Pugsley Addams se convirtió en su mayor problema. Lo fue desde el principio. De hecho, Eugene supo que ese chico solo le traería problemas desde el primer momento en el que lo vio, y ahora era demasiado tarde para huir, porque aunque quisiera, sabía que no podría.
Eugene odió a su compañero de cuarto desde el día uno, cuando este lo electrocutó al saludarlo y amenazó con comerse sus insectos. Continuó odiandolo desde entonces, aunque los motivos cambiaron.
Al principio odiaba su imprudencia, su capacidad para atraer los problemas y su insistencia a estar cerca de él e invadir su espacio sin siquiera pedir autorización.
Luego odió la admiración que parecía haber en sus ojos cuando Eugene le hablaba, odiaba cada vez que sonreía de lado, odiaba su humor raro que lograba sacarle sonrisas genuinas y claro, seguía odiando el hecho de que siempre estuviera cerca, sin parecer comprender realmente el concepto de espacio personal. Pero lo que más odiaba era que él mismo se sentía cómodo con esa cercanía.
Eugene ni siquiera sabía cuando se comenzó a sentir diferente, porque desde el primer momento lo negó, hasta que no pudo hacerlo más. Se dio cuenta de que eso no cambiaría nada.
Fue una tarde, estaba lloviendo a cántaros y había arrastrado a Pugsley con él a la biblioteca de la escuela para que hiciera su tarea, porque seguía negándose a hacerla y Eugene sabía que eso pronto lo metería en problemas.
Se sentaron juntos en un rincón apartado y abrieron sus cuadernos, Eugene le explicó superficialmente a Pugsley, luego Pugsley cambió el tema y aunque Eugene trato de no distraerse, fue inútil. Ambos terminaron olvidando la tarea y hablando de una cosa completamente diferente. Luego nisiquiera notó cuándo se habían acercado tanto, hasta que prácticamente estuvieron hombro con hombro. Despúes comenzaron a hablar en susurros, Pugsley empezó a jugar distraídamente con los dedos de Eugene y este fingió no darse cuenta de la leve chispa que el tacto provocaba. Y en dado momento estuvieron tan cerca que, cuando Eugene volteo a ver a Pugsley, sus rostros apenas estaban a unos centímetros de distancia. Se quedó petrificado y casi sintió su alma salir de su cuerpo cuando Pugsley sonrió, sus comisuras se elevaron apenas, pero ahí estaba, a esa distancia Eugene podía notar cada gesto minúsculo en su rostro.

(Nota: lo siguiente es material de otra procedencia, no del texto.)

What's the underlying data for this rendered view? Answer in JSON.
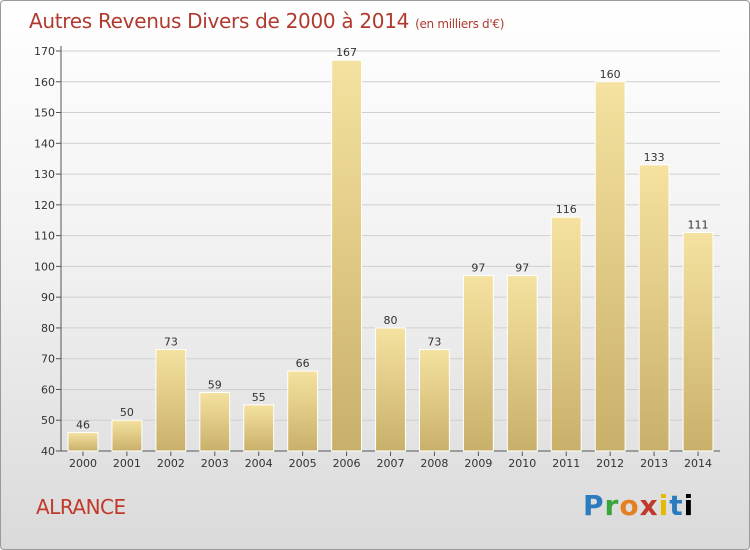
{
  "title": "Autres Revenus Divers de 2000 à 2014",
  "unit": "(en milliers d'€)",
  "place": "ALRANCE",
  "logo": [
    "P",
    "r",
    "o",
    "x",
    "i",
    "t",
    "i"
  ],
  "colors": {
    "bar_top": "#f5e2a0",
    "bar_bottom": "#c9b06a",
    "title": "#b03a2e",
    "place": "#c0392b",
    "grid": "#cfcfcf"
  },
  "chart_data": {
    "type": "bar",
    "title": "Autres Revenus Divers de 2000 à 2014",
    "categories": [
      "2000",
      "2001",
      "2002",
      "2003",
      "2004",
      "2005",
      "2006",
      "2007",
      "2008",
      "2009",
      "2010",
      "2011",
      "2012",
      "2013",
      "2014"
    ],
    "values": [
      46,
      50,
      73,
      59,
      55,
      66,
      167,
      80,
      73,
      97,
      97,
      116,
      160,
      133,
      111
    ],
    "ylim": [
      40,
      170
    ],
    "yticks": [
      40,
      50,
      60,
      70,
      80,
      90,
      100,
      110,
      120,
      130,
      140,
      150,
      160,
      170
    ],
    "grid": true,
    "data_labels": true
  }
}
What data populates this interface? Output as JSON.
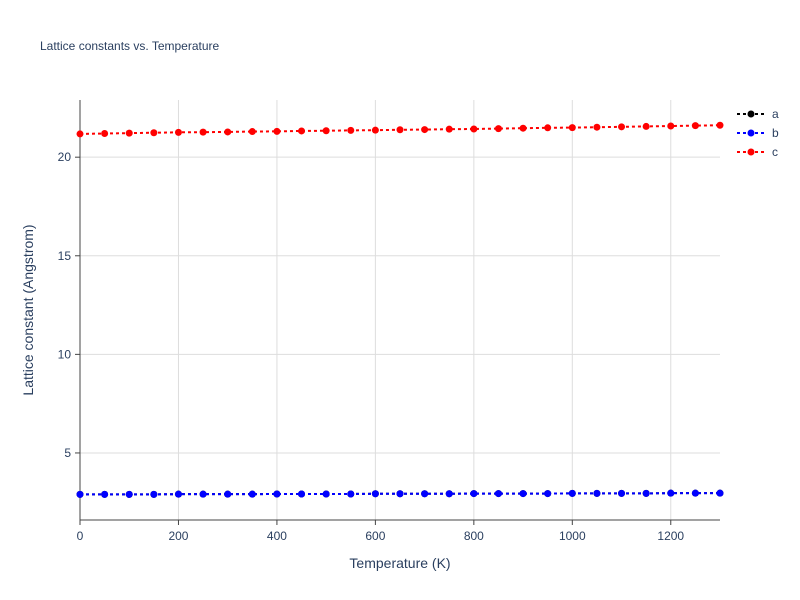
{
  "chart_data": {
    "type": "line",
    "title": "Lattice constants vs. Temperature",
    "xlabel": "Temperature (K)",
    "ylabel": "Lattice constant (Angstrom)",
    "xlim": [
      0,
      1300
    ],
    "ylim": [
      1.6,
      22.9
    ],
    "xticks": [
      0,
      200,
      400,
      600,
      800,
      1000,
      1200
    ],
    "yticks": [
      5,
      10,
      15,
      20
    ],
    "grid": true,
    "legend_position": "top-right",
    "x": [
      0,
      50,
      100,
      150,
      200,
      250,
      300,
      350,
      400,
      450,
      500,
      550,
      600,
      650,
      700,
      750,
      800,
      850,
      900,
      950,
      1000,
      1050,
      1100,
      1150,
      1200,
      1250,
      1300
    ],
    "series": [
      {
        "name": "a",
        "color": "#000000",
        "values": [
          2.9,
          2.9,
          2.9,
          2.9,
          2.91,
          2.91,
          2.91,
          2.91,
          2.92,
          2.92,
          2.92,
          2.92,
          2.93,
          2.93,
          2.93,
          2.93,
          2.94,
          2.94,
          2.94,
          2.94,
          2.95,
          2.95,
          2.95,
          2.95,
          2.96,
          2.96,
          2.96
        ]
      },
      {
        "name": "b",
        "color": "#0000ff",
        "values": [
          2.9,
          2.9,
          2.9,
          2.9,
          2.91,
          2.91,
          2.91,
          2.91,
          2.92,
          2.92,
          2.92,
          2.92,
          2.93,
          2.93,
          2.93,
          2.93,
          2.94,
          2.94,
          2.94,
          2.94,
          2.95,
          2.95,
          2.95,
          2.95,
          2.96,
          2.96,
          2.96
        ]
      },
      {
        "name": "c",
        "color": "#ff0000",
        "values": [
          21.18,
          21.2,
          21.22,
          21.24,
          21.26,
          21.27,
          21.28,
          21.3,
          21.31,
          21.33,
          21.34,
          21.36,
          21.37,
          21.39,
          21.4,
          21.42,
          21.43,
          21.45,
          21.47,
          21.49,
          21.5,
          21.52,
          21.54,
          21.56,
          21.58,
          21.6,
          21.62
        ]
      }
    ]
  }
}
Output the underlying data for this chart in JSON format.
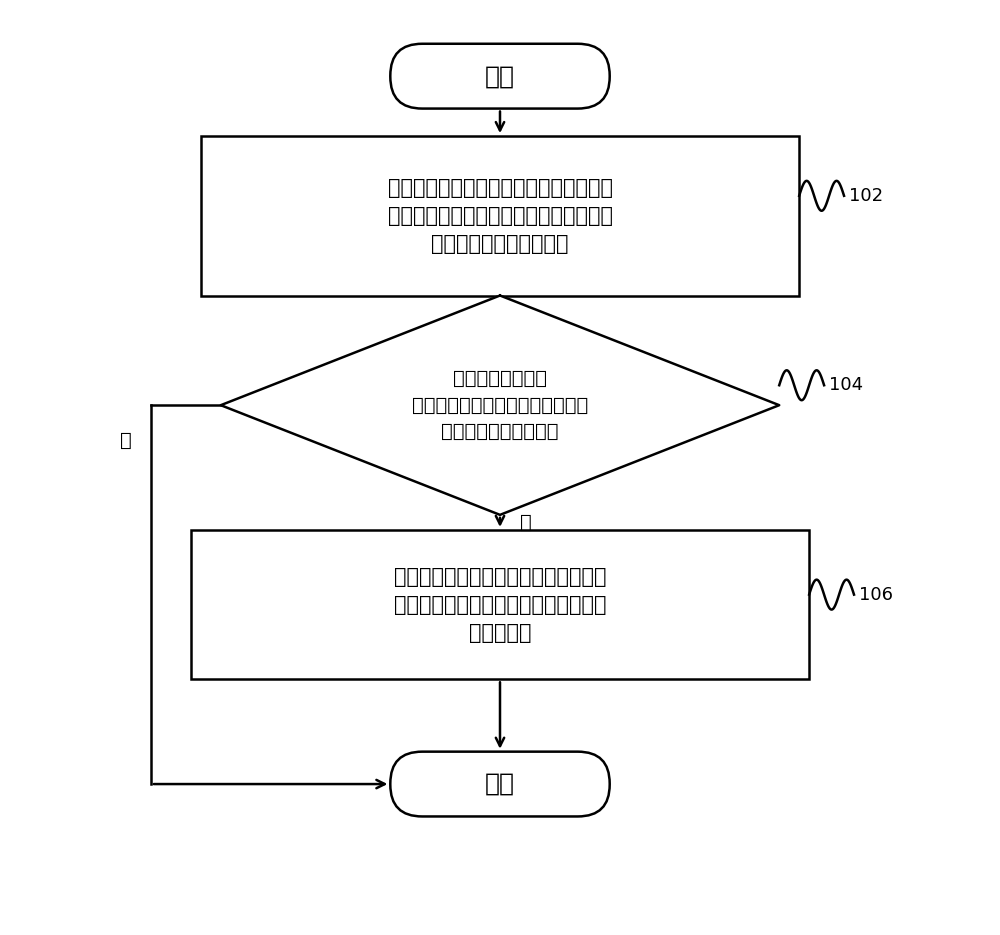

Se miraron un segundo más, un segundo que pareció inexplicablemente largo.
Para Eugene, el punto de quiebre fue ver como Pugsley le recorría el rostro con la mirada. Sintió una leve chispa en su mano que aún estaba sujeta apenas por la de Pugsley y eso pareció sacarlo del trance.
De inmediato se separo de manera brusca y rió nerviosamente, casi exagerado. Miró a todos lados en busca de una escusa que pudiera sacarlo de la situación incomoda pero nisiquiera pudo pensar el algo coherente. No recordaba que había dicho exactamente, algo sobre que necesitaba ver que sus abejas estuvieran bien a pesar de la lluvia, no importaba, lo único que quería era salir de ahí. Tomó sus cosas y prácticamente corrió lejos de la biblioteca.
Hacía ya una semana de eso y desde entonces no había hablado con Pugsley.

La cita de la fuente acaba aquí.